The compensation for land was then stopped, pending resolution of the competing claims but improvements were awarded to Cabanas Park.

According the minutes, the notice of intention to acquire the piece of land was published through a notice in the Kenya Gazette on March 12, 2020.

Notice of Inquiry was published in the Kenya Gazette on September 4, 2020 and was held between September 29 and October 1.

It was after the conclusion of the inquiry that Simandi Investments Ltd lodged a competing claim with the commission relating to the same Cabanas land.

On December 22, the Kenya Police Service wrote to the Commission requesting documents submitted to it by Simandi Investments Ltd in relation to the disputed plot.

False documents

The letter stated that police were investigating the offence of making a false documents, uttering false documents and procuring execution of documents by false pretence.

Investigations revealed that the documents presented by the directors of Simandi Investments Lt lacked a letter of allotment and payment receipts, which would form the basis of any title preparation.
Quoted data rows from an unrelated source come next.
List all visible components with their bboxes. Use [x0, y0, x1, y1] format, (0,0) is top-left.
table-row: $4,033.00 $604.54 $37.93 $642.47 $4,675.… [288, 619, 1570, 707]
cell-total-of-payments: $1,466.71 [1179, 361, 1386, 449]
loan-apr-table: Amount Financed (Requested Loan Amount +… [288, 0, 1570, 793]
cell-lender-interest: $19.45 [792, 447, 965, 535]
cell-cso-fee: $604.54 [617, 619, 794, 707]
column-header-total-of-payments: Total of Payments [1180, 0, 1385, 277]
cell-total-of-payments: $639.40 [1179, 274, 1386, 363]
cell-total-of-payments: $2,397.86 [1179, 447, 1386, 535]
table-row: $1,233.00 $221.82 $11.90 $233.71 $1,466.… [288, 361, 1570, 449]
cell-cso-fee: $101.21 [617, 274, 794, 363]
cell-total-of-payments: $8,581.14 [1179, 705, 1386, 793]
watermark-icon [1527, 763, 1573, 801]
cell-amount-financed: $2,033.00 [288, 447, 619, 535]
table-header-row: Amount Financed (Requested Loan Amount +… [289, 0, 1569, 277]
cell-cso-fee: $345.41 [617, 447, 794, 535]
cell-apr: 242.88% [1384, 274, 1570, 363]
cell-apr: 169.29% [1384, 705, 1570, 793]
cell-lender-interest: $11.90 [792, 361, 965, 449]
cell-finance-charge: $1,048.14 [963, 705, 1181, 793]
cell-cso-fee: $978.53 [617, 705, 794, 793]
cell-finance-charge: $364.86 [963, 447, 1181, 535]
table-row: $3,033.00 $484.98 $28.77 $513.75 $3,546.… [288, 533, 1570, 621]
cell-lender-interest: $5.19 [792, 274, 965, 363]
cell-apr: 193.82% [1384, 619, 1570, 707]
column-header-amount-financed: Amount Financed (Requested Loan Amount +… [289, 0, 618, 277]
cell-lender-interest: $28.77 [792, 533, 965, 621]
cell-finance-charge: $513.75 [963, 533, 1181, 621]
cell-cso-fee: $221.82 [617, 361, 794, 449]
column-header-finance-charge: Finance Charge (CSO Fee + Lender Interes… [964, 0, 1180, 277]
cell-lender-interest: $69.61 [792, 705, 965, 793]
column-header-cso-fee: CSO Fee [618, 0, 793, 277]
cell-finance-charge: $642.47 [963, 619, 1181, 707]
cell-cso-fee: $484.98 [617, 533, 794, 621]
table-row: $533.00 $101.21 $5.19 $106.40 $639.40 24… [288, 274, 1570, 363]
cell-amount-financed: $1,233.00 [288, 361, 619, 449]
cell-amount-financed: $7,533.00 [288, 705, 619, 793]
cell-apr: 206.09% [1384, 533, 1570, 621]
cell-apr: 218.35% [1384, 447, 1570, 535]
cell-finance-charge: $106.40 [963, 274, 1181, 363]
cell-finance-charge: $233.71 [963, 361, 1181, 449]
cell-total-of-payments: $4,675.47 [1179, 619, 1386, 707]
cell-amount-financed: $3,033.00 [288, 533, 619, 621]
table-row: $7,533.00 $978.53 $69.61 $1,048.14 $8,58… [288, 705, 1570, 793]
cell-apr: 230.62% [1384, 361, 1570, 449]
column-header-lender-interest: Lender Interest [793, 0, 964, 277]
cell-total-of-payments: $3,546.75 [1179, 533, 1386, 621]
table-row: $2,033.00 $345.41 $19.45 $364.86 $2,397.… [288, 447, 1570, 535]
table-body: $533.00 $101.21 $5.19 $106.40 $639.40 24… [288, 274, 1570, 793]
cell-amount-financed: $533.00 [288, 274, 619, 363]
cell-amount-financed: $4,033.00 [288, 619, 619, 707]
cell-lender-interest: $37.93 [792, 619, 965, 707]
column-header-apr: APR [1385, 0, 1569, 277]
“Investigations of certificate of title No. 161289 for LR No. 209/11293/1 in favour of Simeon Nyamanya Ondinba and Mary Nyamanya purportedly issued pursuant to a nullified lease and issued IR no. 161289, the deed file could not be traced at the registry,” the report by the investigators said.

According to the Land Information Management System (LIMS), the document captured for IR 161289 pertains to parcel LR 24641 a piece of land situated in Machakos County, leased to Cedilla Ltd. It says the land measures 74.20 ha and not 4.047 that is City Cabanas Restaurant.

Mr Ondimba was charged with forgery on January 18.